Cancer occurs after a single cell in a tissue is progressively genetically damaged to produce a cancer stem cell possessing a malignant phenotype. These cancer stem cells are able to undergo uncontrolled abnormal mitosis, which serves to increase the total number of cancer cells at that location. When the area of cancer cells at the originating site becomes clinically detectable, it is called a primary tumor. Some cancer cells also acquire the ability to penetrate and infiltrate surrounding normal tissues in the local area, forming a new tumor. The newly formed "daughter" tumor in the adjacent site within the tissue is called a local metastasis.

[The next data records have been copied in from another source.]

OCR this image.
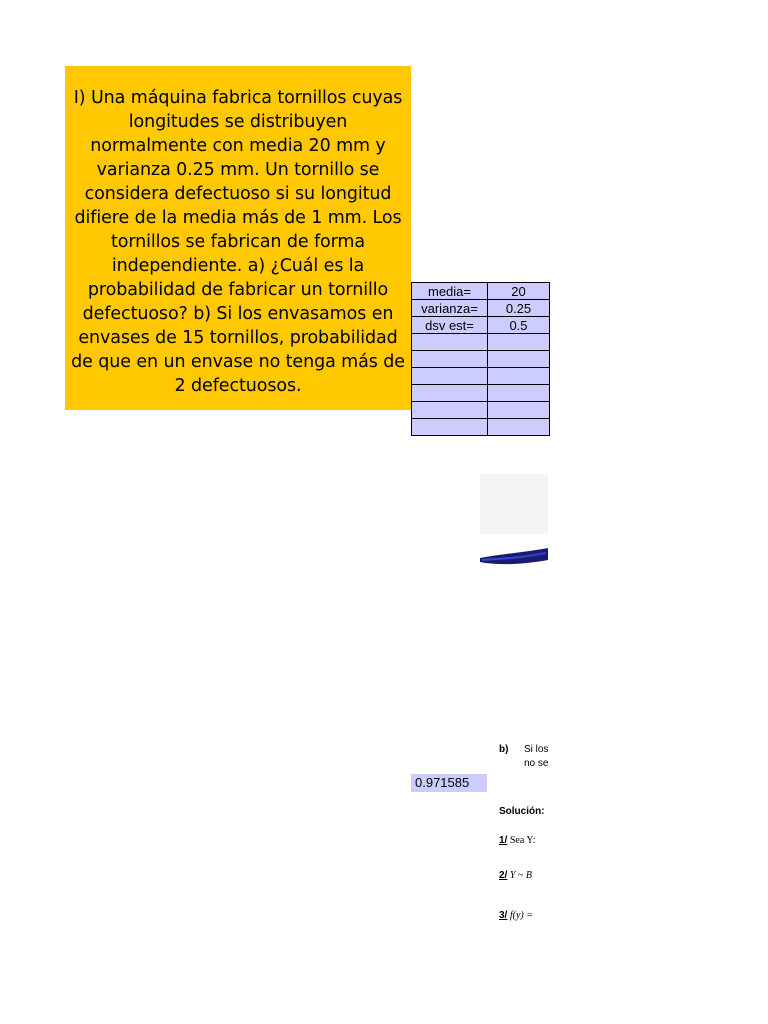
I) Una máquina fabrica tornillos cuyas longitudes se distribuyen normalmente con media 20 mm y varianza 0.25 mm. Un tornillo se considera defectuoso si su longitud difiere de la media más de 1 mm. Los tornillos se fabrican de forma independiente. a) ¿Cuál es la probabilidad de fabricar un tornillo defectuoso? b) Si los envasamos en envases de 15 tornillos, probabilidad de que en un envase no tenga más de 2 defectuosos.

media=	20
varianza=	0.25
dsv est=	0.5

0.971585
b) Si los
no se
Solución:
1/ Sea Y:
2/ Y ~ B
3/ f(y) =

Some cancer cells acquire the ability to penetrate the walls of lymphatic and/or blood vessels, after which they are able to circulate through the bloodstream (circulating tumor cells) to other sites and tissues in the body. This process is known (respectively) as lymphatic or hematogeneous spread.

After the tumor cells come to rest at another site, they re-penetrate through the vessel or walls, continue to multiply, and eventually another clinically detectable tumor is formed. This new tumor is known as a metastatic (or secondary) tumor. Metastasis is one of three hallmarks of malignancy (contrast benign tumors). Most tumors and other neoplasms can metastasize, although in varying degrees (e.g. basal cell carcinoma) rarely metastasize.

When tumor cells metastasize, the new tumor is called a secondary or metastatic tumor, and its cells are like those in the original tumor. This means, for example, that, if breast cancer metastasizes to the lungs, the secondary tumor is made up of abnormal breast cells, not of abnormal lung cells. The tumor in the lung is then called metastatic breast cancer, not lung cancer.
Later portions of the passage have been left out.